En bouche on retrouve le poivre du nez ainsi que le gingembre. Le profil Laphroaig revient ensuite comme au nez avec cette tourbe médicinale qui tend, cette fois ci, vers la réglisse. On part ensuite vers les agrumes avec des citrons et des oranges avant que l’on ne retrouve un peu d’austérité avec des notes terreuses.

La finale est longue, sur la tourbe, les épices et les bonbons du nez.

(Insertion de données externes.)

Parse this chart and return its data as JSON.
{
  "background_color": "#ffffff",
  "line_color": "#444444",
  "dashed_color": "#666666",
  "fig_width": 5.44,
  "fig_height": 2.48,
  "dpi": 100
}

L’avis de Private Whisky Society

Bon on en va pas non plus crier à l’exploit, mais c’est quand même vraiment pas aml ce que nous a sorti Laphroaig sur ce coup. Le fût de bourbon n’a apporté ni vanille, ni noix de coco, ni caramel, ni fruits ultra envahissants. Quand on nous dit que le distillat de Laphroaig est « envahissant », on le croit. Malgré des fûts qui auraient du être très actifs sur le distillat, le coté médicinal est toujours bien présent, avec des notes plus austères, sur la terre, le poivre, mais aussi quelques fruits, de la réglisse et cette note de bonbon gélifiés haribo. Un bien Joli whisky bien qu’un peu cher peut être. Une phrase qui devient un peu trop récurrente à la find e nos notes Laphroaig…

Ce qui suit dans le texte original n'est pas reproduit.